Those of us who practice in the area of estate planning are regularly confronted with families behaving at their worst. People who are normally thoughtful and connected with their emotions revert to fighting children, figuratively, sometimes literally, scratching, punching and pulling each other's hair. Even where there is no overt conflict, it seems that nearly every family has some amount of tension percolating just beneath the surface as they address family inheritance issues.
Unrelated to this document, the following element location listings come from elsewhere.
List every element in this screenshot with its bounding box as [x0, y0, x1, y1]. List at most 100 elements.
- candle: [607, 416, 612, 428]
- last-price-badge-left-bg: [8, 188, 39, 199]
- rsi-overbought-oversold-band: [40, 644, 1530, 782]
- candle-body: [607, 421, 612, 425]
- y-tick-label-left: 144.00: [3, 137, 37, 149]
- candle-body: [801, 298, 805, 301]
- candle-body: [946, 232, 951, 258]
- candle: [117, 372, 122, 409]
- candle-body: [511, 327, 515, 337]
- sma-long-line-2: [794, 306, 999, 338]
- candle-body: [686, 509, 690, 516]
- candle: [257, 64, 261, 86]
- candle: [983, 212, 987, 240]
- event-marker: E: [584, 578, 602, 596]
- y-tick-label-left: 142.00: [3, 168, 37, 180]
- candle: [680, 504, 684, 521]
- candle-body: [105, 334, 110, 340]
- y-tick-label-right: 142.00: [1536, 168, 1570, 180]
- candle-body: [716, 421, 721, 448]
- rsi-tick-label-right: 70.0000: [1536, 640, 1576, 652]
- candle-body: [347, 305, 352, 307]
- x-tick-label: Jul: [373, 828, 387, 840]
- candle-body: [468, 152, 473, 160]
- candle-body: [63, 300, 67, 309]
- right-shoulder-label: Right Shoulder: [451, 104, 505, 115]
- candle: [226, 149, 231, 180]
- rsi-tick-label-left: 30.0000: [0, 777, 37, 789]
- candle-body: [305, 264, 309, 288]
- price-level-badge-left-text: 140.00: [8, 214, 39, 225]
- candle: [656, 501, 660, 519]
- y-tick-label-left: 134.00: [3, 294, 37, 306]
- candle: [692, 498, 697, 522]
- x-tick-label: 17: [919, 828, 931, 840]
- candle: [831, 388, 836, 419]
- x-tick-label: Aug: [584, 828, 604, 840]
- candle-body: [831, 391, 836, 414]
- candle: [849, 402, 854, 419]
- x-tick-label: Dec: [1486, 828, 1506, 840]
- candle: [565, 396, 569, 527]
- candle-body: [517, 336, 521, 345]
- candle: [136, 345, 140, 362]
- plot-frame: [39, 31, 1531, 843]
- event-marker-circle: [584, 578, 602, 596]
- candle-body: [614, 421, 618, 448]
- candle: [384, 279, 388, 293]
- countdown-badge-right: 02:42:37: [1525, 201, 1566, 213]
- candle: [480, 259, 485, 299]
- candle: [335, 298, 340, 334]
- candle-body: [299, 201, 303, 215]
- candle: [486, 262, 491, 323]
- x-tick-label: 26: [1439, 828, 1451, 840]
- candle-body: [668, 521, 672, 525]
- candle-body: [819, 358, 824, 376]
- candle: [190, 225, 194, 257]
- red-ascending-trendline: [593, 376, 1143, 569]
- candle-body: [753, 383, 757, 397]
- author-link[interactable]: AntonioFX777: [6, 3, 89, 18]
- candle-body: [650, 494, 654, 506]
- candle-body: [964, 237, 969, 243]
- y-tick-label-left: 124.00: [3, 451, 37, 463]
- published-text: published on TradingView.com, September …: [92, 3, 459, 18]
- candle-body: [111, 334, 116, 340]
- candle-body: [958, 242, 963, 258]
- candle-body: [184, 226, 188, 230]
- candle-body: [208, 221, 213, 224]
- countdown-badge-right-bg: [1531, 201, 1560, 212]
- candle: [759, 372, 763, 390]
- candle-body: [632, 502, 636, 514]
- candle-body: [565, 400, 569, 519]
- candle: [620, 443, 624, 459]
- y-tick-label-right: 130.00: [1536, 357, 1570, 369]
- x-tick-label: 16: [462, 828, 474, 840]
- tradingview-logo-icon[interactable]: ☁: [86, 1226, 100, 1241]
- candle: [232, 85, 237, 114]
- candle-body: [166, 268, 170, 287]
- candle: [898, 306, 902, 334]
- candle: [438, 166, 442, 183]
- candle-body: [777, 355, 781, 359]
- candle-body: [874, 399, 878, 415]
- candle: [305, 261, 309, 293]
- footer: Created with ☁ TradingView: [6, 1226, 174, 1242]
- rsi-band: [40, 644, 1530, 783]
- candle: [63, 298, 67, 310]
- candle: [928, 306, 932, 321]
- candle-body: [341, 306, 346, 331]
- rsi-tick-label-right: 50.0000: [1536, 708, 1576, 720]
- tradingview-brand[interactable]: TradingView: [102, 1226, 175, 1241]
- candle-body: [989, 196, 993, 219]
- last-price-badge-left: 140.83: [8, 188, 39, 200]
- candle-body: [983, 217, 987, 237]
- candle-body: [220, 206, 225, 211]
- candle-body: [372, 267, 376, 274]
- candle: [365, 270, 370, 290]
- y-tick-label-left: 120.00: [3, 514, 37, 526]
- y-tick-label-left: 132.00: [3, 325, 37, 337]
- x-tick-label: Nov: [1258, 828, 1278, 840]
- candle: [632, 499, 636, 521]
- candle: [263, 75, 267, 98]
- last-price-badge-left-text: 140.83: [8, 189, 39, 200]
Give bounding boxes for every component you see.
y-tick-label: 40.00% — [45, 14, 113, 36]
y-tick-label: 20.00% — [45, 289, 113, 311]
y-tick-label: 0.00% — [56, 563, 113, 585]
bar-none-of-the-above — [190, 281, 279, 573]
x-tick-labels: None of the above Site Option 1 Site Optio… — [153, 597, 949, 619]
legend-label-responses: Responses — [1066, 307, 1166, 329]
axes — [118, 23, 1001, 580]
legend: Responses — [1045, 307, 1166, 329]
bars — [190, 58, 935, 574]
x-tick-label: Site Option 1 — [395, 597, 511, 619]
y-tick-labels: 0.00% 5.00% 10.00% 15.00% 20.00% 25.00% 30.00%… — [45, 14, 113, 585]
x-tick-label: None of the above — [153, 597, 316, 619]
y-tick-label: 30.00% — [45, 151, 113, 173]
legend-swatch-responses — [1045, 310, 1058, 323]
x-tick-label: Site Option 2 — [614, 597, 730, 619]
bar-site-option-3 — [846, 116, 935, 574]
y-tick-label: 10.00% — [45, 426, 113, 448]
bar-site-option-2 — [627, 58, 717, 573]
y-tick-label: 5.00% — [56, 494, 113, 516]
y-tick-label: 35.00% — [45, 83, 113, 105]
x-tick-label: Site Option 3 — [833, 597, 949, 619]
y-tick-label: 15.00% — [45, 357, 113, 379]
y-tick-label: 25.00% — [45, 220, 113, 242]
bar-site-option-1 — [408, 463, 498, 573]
Stories of families in conflict at the death of a loved one are regular fodder in the media. It is easy to mock them; they look ridiculous, and it all seems so petty. We wonder why people just can't get along. But, after some study, I have learned that what appears as greed and pettiness are really symptoms of survivors' struggle to feel loved and important. The fight for money and things — Dad's watch, Mom's wedding ring — is not about the object or the money itself, but about what they symbolize: importance, love, security, self-esteem, connectedness and immortality.
The old adage that "money makes people do funny things" doesn't do justice to the real problems and root causes of family conflict. Money is not the core reason that families fight; money is how we keep score in the fight for the intangibles of love, approval, and primordial survival. Money and possessions also help allay the fears of those left behind. When families fight, greed is rarely the principal motive.
The combatants can always trace their problems back several years, if not all the way back to childhood. For some, the trouble starts with the involvement of nonfamily: "Everything changed when dad remarried," or "We all got along until my brother-in-law started calling the shots." It is clear that inheritance conflict doesn't come out of the blue; it is a continuation of long-term relationship problems that resurface upon the illness or death of a loved one. And it's not just about money or greed; it's about more, much more. But what is it that so often drives people to wage war against their own flesh and blood over a loved one's estate?
There are five basic reasons why families fight in matters of inheritance. First, humans are genetically predisposed to competition and conflict. Second, our psychological sense of self is intertwined with the approval that an inheritance represents, especially when the decedent is a parent. Third, we are genetically hardwired to be on the lookout for exclusion, sometimes finding it when it doesn't exist. Fourth, families fight because the death of a loved one activates the death anxieties of those left behind. And finally, in some cases, one or more members of a family has a partial or full-blown personality disorder that causes them to distort and escalate natural family rivalries into personal and legal battles. These sources of family conflict are not mutually exclusive; in most cases, some combination of the five elements present themselves in a combustible cocktail of family rivalry and conflict.
A significant number of inheritance disputes also involve testators and beneficiaries who come from dysfunctional families, are mentally ill or addicted, or suffer from one or more of the four Cluster B personality disorders as defined in the Diagnostic and Statistical Manual (DSM IV): antisocial, borderline, histrionic or narcissistic.